Am Gleisdreickpark sollen mehrere Hochhäuser gebaut werden – die Aktionsgemeinschaft Gleisdreieck stellt sich dagegen.
Am Gleisdreickpark sollen mehrere Hochhäuser gebaut werden – die Aktionsgemeinschaft Gleisdreieck stellt sich dagegen.

Im Februar 2025 erhielten Norbert Rheinlaender als Vorsitzender der Aktionsgemeinschaft Gleisdreieck e.V. sowie Matthias Bauer, Betreiber der Webseite gleisdreieck-blog.de, Post vom Berliner Landgericht. Der Luxemburger Fonds »Urbane Mitte Besitz S.à.r.l.« hatte Klagen auf Unterlassung ihrer Kritik an den geplanten Hochhäusern im Gleisdreieck-Park eingereicht. Sollte die Klage Erfolg haben, drohten Geldstrafen von bis zu 250 000 Euro oder ersatzweise sechs Monate Haft, wenn die Kritik weiter öffentlich geäußert würde.

Der Fonds plant, am Rand des beliebten Gleisdreieck-Parks sieben bis zu 90 Meter hohe Bürotürme zu errichten.
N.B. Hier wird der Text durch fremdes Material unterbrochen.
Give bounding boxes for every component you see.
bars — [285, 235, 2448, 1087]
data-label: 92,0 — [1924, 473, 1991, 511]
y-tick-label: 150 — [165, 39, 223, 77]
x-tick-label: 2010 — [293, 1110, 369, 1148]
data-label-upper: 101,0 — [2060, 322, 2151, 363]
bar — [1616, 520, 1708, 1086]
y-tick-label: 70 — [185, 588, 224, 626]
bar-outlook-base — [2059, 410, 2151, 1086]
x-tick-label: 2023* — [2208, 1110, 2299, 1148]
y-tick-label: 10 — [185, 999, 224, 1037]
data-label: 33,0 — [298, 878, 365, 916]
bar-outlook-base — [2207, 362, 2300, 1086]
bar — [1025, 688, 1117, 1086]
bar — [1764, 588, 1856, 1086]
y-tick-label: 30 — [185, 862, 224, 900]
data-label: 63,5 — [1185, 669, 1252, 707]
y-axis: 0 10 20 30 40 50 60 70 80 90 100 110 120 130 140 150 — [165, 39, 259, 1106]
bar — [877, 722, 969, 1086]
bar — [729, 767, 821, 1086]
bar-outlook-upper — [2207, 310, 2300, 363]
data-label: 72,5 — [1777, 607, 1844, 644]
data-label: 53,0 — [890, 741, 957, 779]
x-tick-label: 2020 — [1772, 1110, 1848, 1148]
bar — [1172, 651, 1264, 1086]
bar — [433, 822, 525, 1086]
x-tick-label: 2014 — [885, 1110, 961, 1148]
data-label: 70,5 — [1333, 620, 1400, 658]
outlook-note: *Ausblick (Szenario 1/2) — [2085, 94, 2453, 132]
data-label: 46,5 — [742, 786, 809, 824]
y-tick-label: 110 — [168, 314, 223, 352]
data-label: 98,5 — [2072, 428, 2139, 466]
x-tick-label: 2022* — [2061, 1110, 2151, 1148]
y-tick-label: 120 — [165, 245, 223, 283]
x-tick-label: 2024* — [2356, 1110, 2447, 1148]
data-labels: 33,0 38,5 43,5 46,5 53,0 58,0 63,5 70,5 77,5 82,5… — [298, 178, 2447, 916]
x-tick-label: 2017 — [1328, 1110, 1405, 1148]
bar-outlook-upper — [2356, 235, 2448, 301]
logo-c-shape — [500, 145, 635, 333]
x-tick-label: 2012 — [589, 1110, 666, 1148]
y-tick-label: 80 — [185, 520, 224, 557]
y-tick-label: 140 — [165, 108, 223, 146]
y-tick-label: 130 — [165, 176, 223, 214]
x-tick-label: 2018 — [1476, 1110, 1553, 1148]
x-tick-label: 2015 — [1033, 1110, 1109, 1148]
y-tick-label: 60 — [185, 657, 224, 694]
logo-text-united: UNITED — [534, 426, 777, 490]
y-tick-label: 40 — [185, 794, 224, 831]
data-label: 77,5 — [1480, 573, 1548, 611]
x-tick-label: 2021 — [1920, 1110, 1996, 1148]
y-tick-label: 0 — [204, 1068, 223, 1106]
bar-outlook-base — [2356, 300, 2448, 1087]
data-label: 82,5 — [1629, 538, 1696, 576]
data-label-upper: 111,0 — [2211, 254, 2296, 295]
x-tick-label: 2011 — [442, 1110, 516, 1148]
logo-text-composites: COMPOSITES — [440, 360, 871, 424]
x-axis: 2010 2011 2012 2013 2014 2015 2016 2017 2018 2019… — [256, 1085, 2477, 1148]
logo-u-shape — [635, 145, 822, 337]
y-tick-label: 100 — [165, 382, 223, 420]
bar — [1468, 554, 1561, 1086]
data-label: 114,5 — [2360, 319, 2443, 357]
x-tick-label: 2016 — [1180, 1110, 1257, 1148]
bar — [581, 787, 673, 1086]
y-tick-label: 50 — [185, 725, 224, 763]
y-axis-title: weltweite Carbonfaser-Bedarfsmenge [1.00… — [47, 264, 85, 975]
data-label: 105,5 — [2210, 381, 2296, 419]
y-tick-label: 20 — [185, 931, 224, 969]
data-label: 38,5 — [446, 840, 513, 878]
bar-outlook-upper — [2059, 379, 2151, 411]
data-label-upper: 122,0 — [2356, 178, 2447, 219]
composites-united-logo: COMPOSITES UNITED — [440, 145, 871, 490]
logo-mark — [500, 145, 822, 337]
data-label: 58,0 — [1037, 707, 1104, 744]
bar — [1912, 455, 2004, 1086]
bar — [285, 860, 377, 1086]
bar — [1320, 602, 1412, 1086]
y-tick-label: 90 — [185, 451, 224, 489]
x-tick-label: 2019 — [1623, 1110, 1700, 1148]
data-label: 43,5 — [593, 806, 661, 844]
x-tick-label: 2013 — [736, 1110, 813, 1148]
Seit Jahren engagieren sich Bauer und die Bürgerinitiative gegen dieses Vorhaben. Sie sammeln Informationen, erstellen Gutachten, informieren die Öffentlichkeit, organisieren Unterschriftensammlungen und tragen ihre Argumente im Abgeordnetenhaus sowie in der Bezirksverordnetenversammlung (BVV) Friedrichshain-Kreuzberg vor. Dort waren sie besonders erfolgreich: Nach über einem Jahrzehnt Zustimmung zur Planung rückte die BVV 2024 erstmals von dem Bauvorhaben ab.

Seit Juni 2024 geht der Fonds mit Unterlassungsforderungen gegen die Initiative vor. Zentrale Aussagen zu möglichen Auswirkungen auf das Stadtklima, Beeinträchtigungen der Aufenthaltsqualität im Park, Missachtung von Natur- und Denkmalschutz, Bodenspekulation sowie zu Fragen der Sicherheit im Katastrophenfall sollten der Initiative untersagt werden. In allen Fällen reagierte die Initiative mit einer umfangreichen Stellungnahme, gab aber keine Unterlassungserklärung ab. Nun folgte der Gang zum Gericht.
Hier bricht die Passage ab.